Suffice to say that right now, I’m excited about the prospects for URLi in closed loops, both DIY and commercial. Right now, the commercial ones won’t be able to update the models for insulin absorption to keep up. DIY however, will be able to. Maybe there won’t be too much irritation at sites, either…
With this update, maybe the dream of never bolusing or counting carbs again, for any food, will at last become a reality for DIYAPS users. And we all can dream…
While exciting, doesn’t this have two very similar concerns to Fiasp? Similar mechanism for increasing absorption (vasodilation), and no study on pump users. As someone who had 2 wonderful months with Fiasp, then two ok ones, than one month of “Fiasp as water”, I’m very wary.
Which is commented on in the post. The issue with Fiasp doesn’t seem to be the Vasodilation, rather the mechanism by which this is achieved, namely Nicotinamide. This seems to cause a reaction in some pump users, either topically at the pump site, or, in my view, on the liver.
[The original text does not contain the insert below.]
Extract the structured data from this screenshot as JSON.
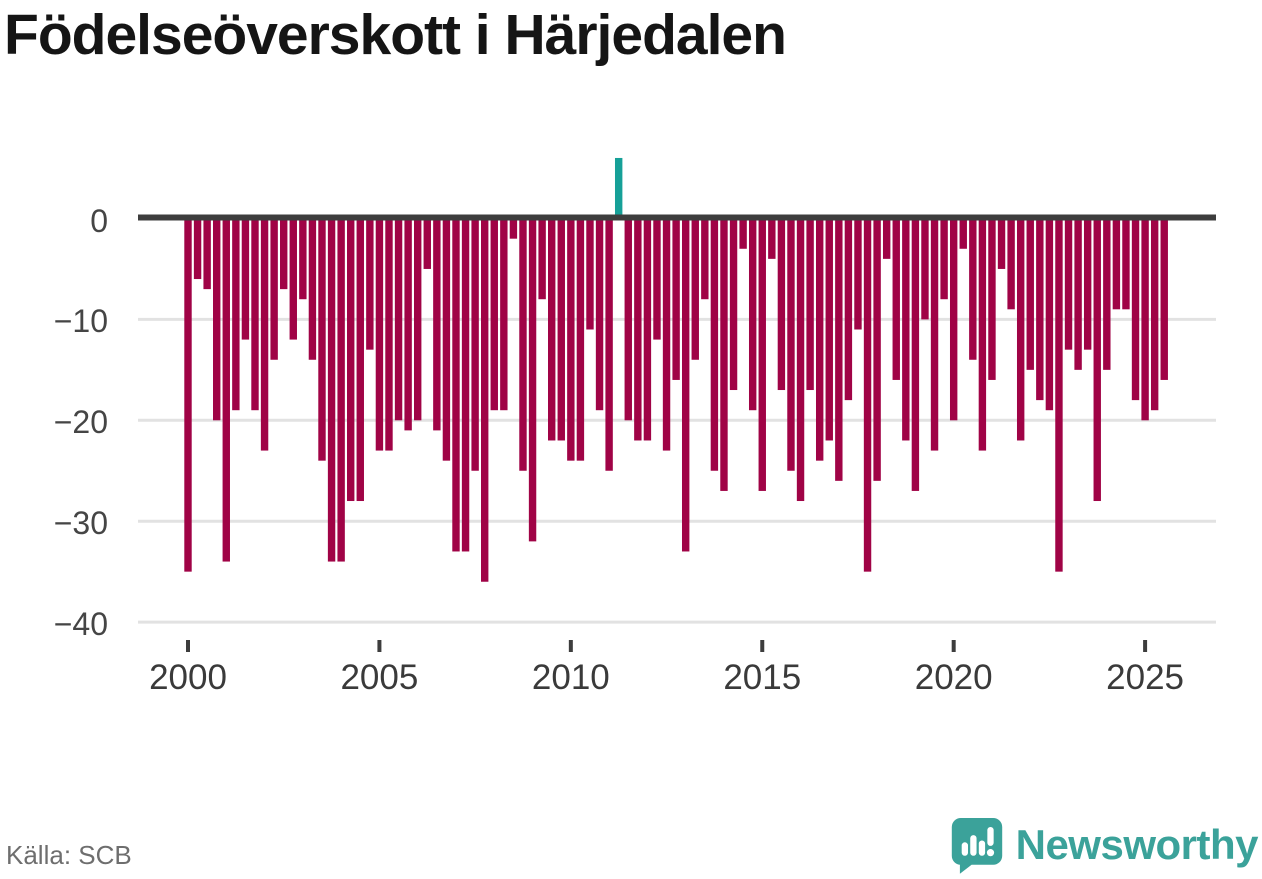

URLi uses a different excipient that may not have an effect, but as I also mentioned there is an ongoing longer term trial with pump users that should answer these questions for us, which wasn’t undertaken for Fiasp.
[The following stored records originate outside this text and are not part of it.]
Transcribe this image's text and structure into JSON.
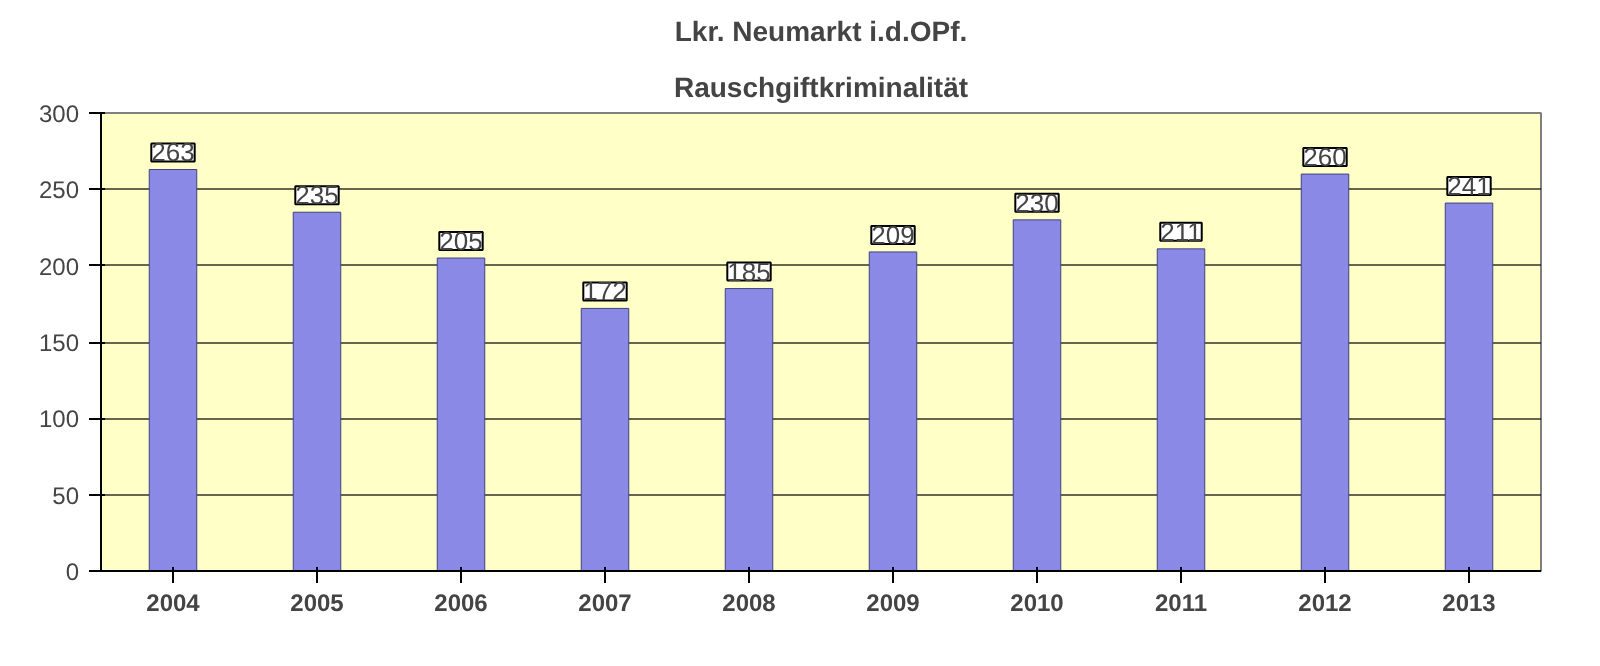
{
  "chart_data": {
    "type": "bar",
    "title": "Lkr. Neumarkt i.d.OPf.",
    "subtitle": "Rauschgiftkriminalität",
    "categories": [
      "2004",
      "2005",
      "2006",
      "2007",
      "2008",
      "2009",
      "2010",
      "2011",
      "2012",
      "2013"
    ],
    "values": [
      263,
      235,
      205,
      172,
      185,
      209,
      230,
      211,
      260,
      241
    ],
    "color": "#8a8ae6",
    "ylim": [
      0,
      300
    ],
    "yticks": [
      0,
      50,
      100,
      150,
      200,
      250,
      300
    ],
    "grid": "y",
    "data_labels": true
  }
}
Ah, now I see! This is very exciting. My first two months on Fiasp were pretty great, with one exception of a very bothersome persistent low one day which I blamed on the long tail (which URLi seems to improve a lot as well). Looking forward to the pump study and your thoughts on it.
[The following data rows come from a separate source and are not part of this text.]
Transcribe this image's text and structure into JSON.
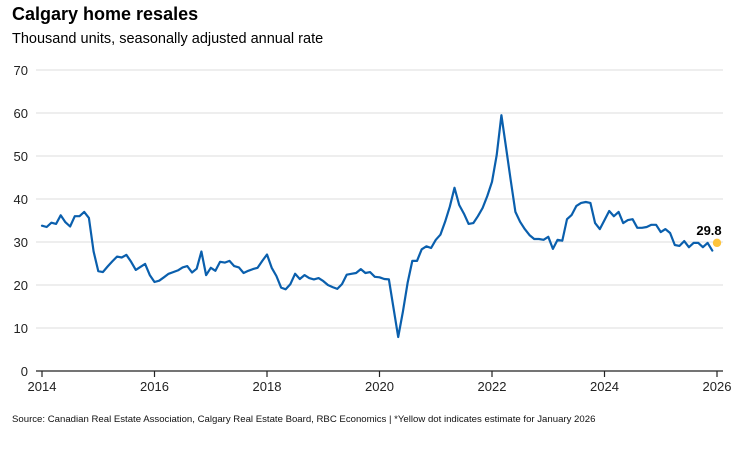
{
  "chart_data": {
    "type": "line",
    "title": "Calgary home resales",
    "subtitle": "Thousand units, seasonally adjusted annual rate",
    "xlabel": "",
    "ylabel": "",
    "ylim": [
      0,
      70
    ],
    "yticks": [
      0,
      10,
      20,
      30,
      40,
      50,
      60,
      70
    ],
    "xlim": [
      2014,
      2026.1
    ],
    "xticks": [
      2014,
      2016,
      2018,
      2020,
      2022,
      2024,
      2026
    ],
    "grid": true,
    "legend": "none",
    "x_start": "2014-01",
    "frequency": "monthly",
    "series": [
      {
        "name": "Calgary home resales",
        "color": "#0a5fad",
        "values": [
          33.8,
          33.5,
          34.5,
          34.2,
          36.2,
          34.6,
          33.6,
          36.0,
          36.0,
          37.0,
          35.6,
          27.8,
          23.2,
          23.0,
          24.3,
          25.5,
          26.6,
          26.4,
          27.0,
          25.4,
          23.5,
          24.2,
          24.9,
          22.3,
          20.7,
          21.0,
          21.8,
          22.6,
          23.0,
          23.4,
          24.1,
          24.4,
          22.9,
          23.8,
          27.8,
          22.3,
          24.0,
          23.3,
          25.4,
          25.2,
          25.6,
          24.4,
          24.1,
          22.8,
          23.3,
          23.7,
          24.0,
          25.6,
          27.1,
          24.0,
          22.1,
          19.4,
          19.0,
          20.2,
          22.6,
          21.4,
          22.3,
          21.6,
          21.3,
          21.6,
          20.9,
          20.0,
          19.5,
          19.1,
          20.2,
          22.4,
          22.6,
          22.8,
          23.7,
          22.8,
          23.0,
          21.9,
          21.8,
          21.4,
          21.3,
          14.5,
          7.9,
          13.8,
          20.5,
          25.6,
          25.6,
          28.3,
          29.0,
          28.6,
          30.5,
          31.7,
          34.7,
          38.2,
          42.6,
          38.6,
          36.6,
          34.2,
          34.4,
          36.0,
          37.9,
          40.7,
          44.0,
          50.2,
          59.5,
          51.9,
          44.4,
          37.0,
          34.7,
          33.0,
          31.6,
          30.7,
          30.7,
          30.5,
          31.2,
          28.4,
          30.5,
          30.3,
          35.3,
          36.3,
          38.4,
          39.1,
          39.3,
          39.1,
          34.4,
          33.0,
          35.1,
          37.2,
          36.0,
          37.0,
          34.4,
          35.1,
          35.3,
          33.3,
          33.3,
          33.5,
          34.0,
          34.0,
          32.3,
          33.0,
          32.1,
          29.3,
          29.1,
          30.2,
          28.8,
          29.8,
          29.8,
          28.8,
          29.8,
          28.0
        ]
      }
    ],
    "estimate_point": {
      "date": "2026-01",
      "value": 29.8,
      "label": "29.8",
      "color": "#fdc33b"
    },
    "annotations": [
      "29.8"
    ],
    "source": "Source: Canadian Real Estate Association, Calgary Real Estate Board, RBC Economics | *Yellow dot indicates estimate for January 2026"
  }
}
What effect does it have on the liver? I had similar problems to you pumping it, but I’ve found it much more reliable on MDI.
Hey just wanted to give you a heads up that the ultra-rapid lispro has already been approved in japan and will be available from tomorrow on June 17th!! I’ll probably post a report sometime next month on its use with loop, in the cgm in the cloud off topic group in Facebook.
Not true for Tandem Diabetes’ software update capability: “the commercial ones won’t be able to update the models for insulin absorption to keep up. DIY however, will be able to.”
Good point. However to introduce a new insuline profile into the Control-IQ software, I would assume that it would require clinical trials and an FDA sign off before being distributed, so it would coome at some cost.
Lilly can thank Adocia’s work for this product. To know the subject, it is primarily citrate that makes lispro faster, the excipients used to stabilize the entire formulation to meet the regulatory requirements for the stability of the product. In the future, when you use this product, remember that this product was born of intellectual property theft. In any case, it’s a good news for T1D, I hope it will be useful for you
According to this article (https://www.pharmazeutische-zeitung.de/ultraschnelles-insulin-zugelassen-116915/ ) the new ultra rapid lispro is now approved by the EMA and will be marketed under the brand name “Liumjev“.
There has been a trial testing the new insulin vs the old lispro in pumps (https://www.clinicaltrials.gov/ct2/show/results/NCT03433677). If I interpret the results correctly then there were way more events of infusion site reactions and of infusion site pain under the treatment with the faster insulin.
LY900014 Insulin Lispro (Humalog@)
Affected / at Risk (%) # Events Affected / at Risk (%) # Events
Total 18/49 (36.73%) 6/48 (12.50%)
Infusion site pain 9/49 (18.37%) 11 2/48 (4.17%) 2
Infusion site reaction 9/49 (18.37%) 36 4/48 (8.33%) 5
Well spotted. Those numbers in the study don’t look all that good. I’m aware that it has been approved in Europe, and if you check the approval, it’s approved for pumping (https://www.ema.europa.eu/en/documents/product-information/liumjev-epar-product-information_en.pdf), so we’ll have to wait and see what people find.
As a footnote, it doesn’t appear as though Lilly have launched it yet, so nobody seems to be able to get hold of it.